A conversa prolongava-se, ora em português com o Comissário e Teoria, ora em fiote
com Lutamos. Os trabalhadores contaram o que sabiam dos quartéis da Região, das condições
de vida, do que pensavam as populações. Sem Medo escutava, mas estava também atento aos
comentários do resto dos guerrilheiros. Estes dividiam-se grosso modo em dois grupos: os
kimbundos, à volta do Chefe de Operações, e o grupo dos outros, os que não eram kimbundos,
os kikongos, umbundos e destribalizados como o Muatiânvua, filho de pai umbundo e mãe
kimbundo, nascido na Lunda. Mundo Novo era de Luanda, de origem kimbundo, mas os
estudos ou talvez a permanência na Europa tinham-no libertado do tribalismo. Mantinha-se
isolado, limpando a arma à luz da fogueira.

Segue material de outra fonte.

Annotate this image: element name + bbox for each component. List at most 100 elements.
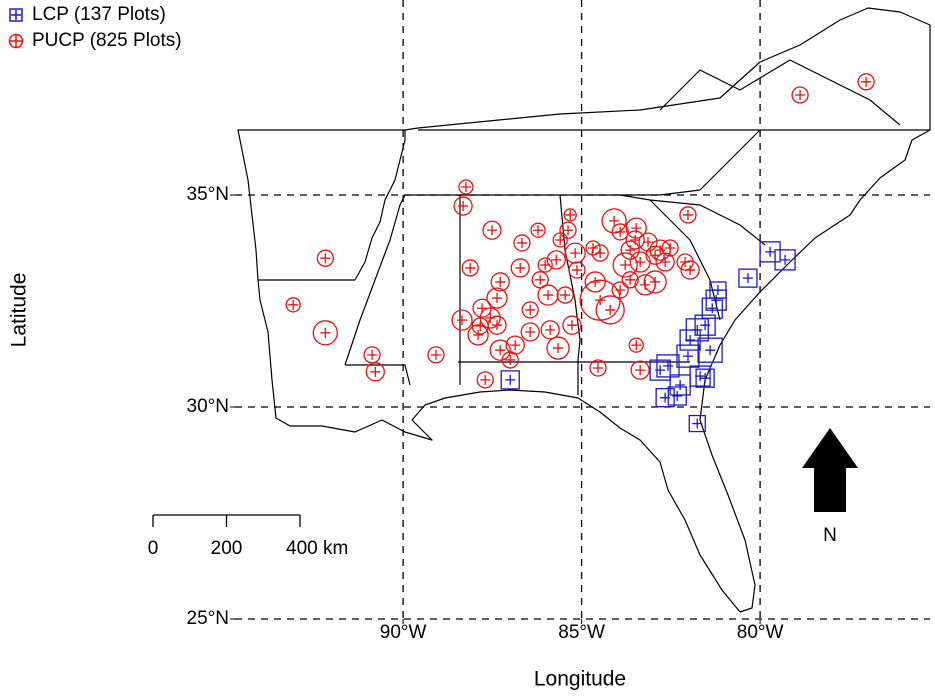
marker-plus [473,329,484,340]
plot-marker [461,259,479,277]
marker-plus [543,290,554,301]
plot-marker [568,261,586,279]
plot-marker [312,320,338,346]
marker-plus [655,365,666,376]
marker-circle [471,317,489,335]
plot-marker [611,223,629,241]
state-line [418,129,930,321]
marker-circle [562,315,582,335]
marker-plus [640,279,651,290]
plot-marker [612,252,638,278]
plot-marker [563,208,577,222]
marker-circle [537,284,559,306]
marker-circle [486,287,508,309]
marker-circle [552,232,568,248]
marker-plus [650,250,661,261]
marker-circle [537,257,553,273]
marker-plus [533,225,544,236]
marker-circle [531,271,549,289]
plot-marker [537,257,553,273]
marker-plus [630,234,641,245]
scale-label: 0 [148,538,159,559]
plot-marker [759,241,781,263]
marker-plus [565,209,576,220]
marker-plus [655,245,666,256]
x-tick-label: 80°W [737,622,784,643]
plot-marker [676,344,700,368]
plot-marker [316,249,334,267]
plot-marker [679,206,697,224]
marker-plus [665,243,676,254]
marker-plus [707,303,718,314]
marker-plus [535,274,546,285]
marker-circle [611,281,629,299]
plot-marker [661,239,679,257]
marker-circle [591,244,609,262]
plot-marker [471,317,489,335]
y-axis-label: Latitude [8,273,31,348]
marker-circle [489,339,511,361]
marker-plus [465,262,476,273]
plot-marker [621,271,639,289]
plot-marker [476,371,494,389]
plot-marker [688,414,706,433]
x-axis-label: Longitude [534,668,626,691]
plot-marker [774,249,796,271]
marker-plus [631,340,642,351]
state-boundaries [237,7,931,613]
marker-square [694,314,716,336]
marker-circle [630,360,650,380]
plot-marker [695,368,715,388]
north-label: N [823,525,837,546]
scale-label: 400 km [286,538,348,559]
plot-marker [486,287,508,309]
plot-marker [629,251,651,273]
legend-label: LCP (137 Plots) [32,4,166,25]
y-tick-label: 35°N [187,184,229,205]
marker-plus [560,290,571,301]
marker-plus [370,366,381,377]
plot-marker [655,388,675,408]
marker-circle [625,230,645,250]
marker-circle [285,297,301,313]
legend-marker-square [9,8,23,22]
marker-plus [662,360,673,371]
marker-circle [679,206,697,224]
marker-plus [595,248,606,259]
marker-circle [645,245,665,265]
marker-plus [795,89,806,100]
plot-marker [467,324,489,346]
plot-marker [513,234,531,252]
marker-circle [625,217,647,239]
plot-marker [595,295,625,325]
marker-circle [634,274,656,296]
plot-marker [857,73,875,91]
plot-marker [601,208,627,234]
marker-plus [367,349,378,360]
marker-plus [492,293,503,304]
plot-marker [649,359,671,381]
marker-circle [451,309,473,331]
marker-plus [615,226,626,237]
marker-circle [638,232,658,252]
marker-circle [513,234,531,252]
plot-marker [546,250,566,270]
marker-plus [605,304,616,315]
marker-plus [711,295,722,306]
marker-plus [675,379,686,390]
marker-circle [521,301,539,319]
plot-marker [500,370,520,390]
marker-plus [692,418,703,429]
plot-marker [501,351,519,369]
marker-circle [680,260,700,280]
marker-plus [635,257,646,268]
plot-marker [489,339,511,361]
marker-square [649,359,671,381]
marker-plus [475,321,486,332]
marker-plus [705,345,716,356]
marker-square [759,241,781,263]
marker-plus [320,327,331,338]
marker-circle [546,250,566,270]
marker-circle [655,252,675,272]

Quando se deitaram, o Comissário perguntou a meia voz:
— Então, que pensas desta operação?
— Falas que nem um padre – disse Sem Medo. – Se não acreditaram em ti, pelo menos
são suficientemente bem educados para não o mostrarem... Penso que sim, que é preciso
repetir ações deste género, este povo pode ser mobilizado. Se tivéssemos aqui uma organização
sólida, sim. Mas que queres? Com a organização que temos, com a bandalheira que há, estas
ações lembram-me demasiado as promessas do Seminário. Por isso te falei em padres. É como
se prometesses a vida eterna no Além, quando na Terra fazes o máximo por tornar a vida
insuportável.
— Não percebo o que queres dizer.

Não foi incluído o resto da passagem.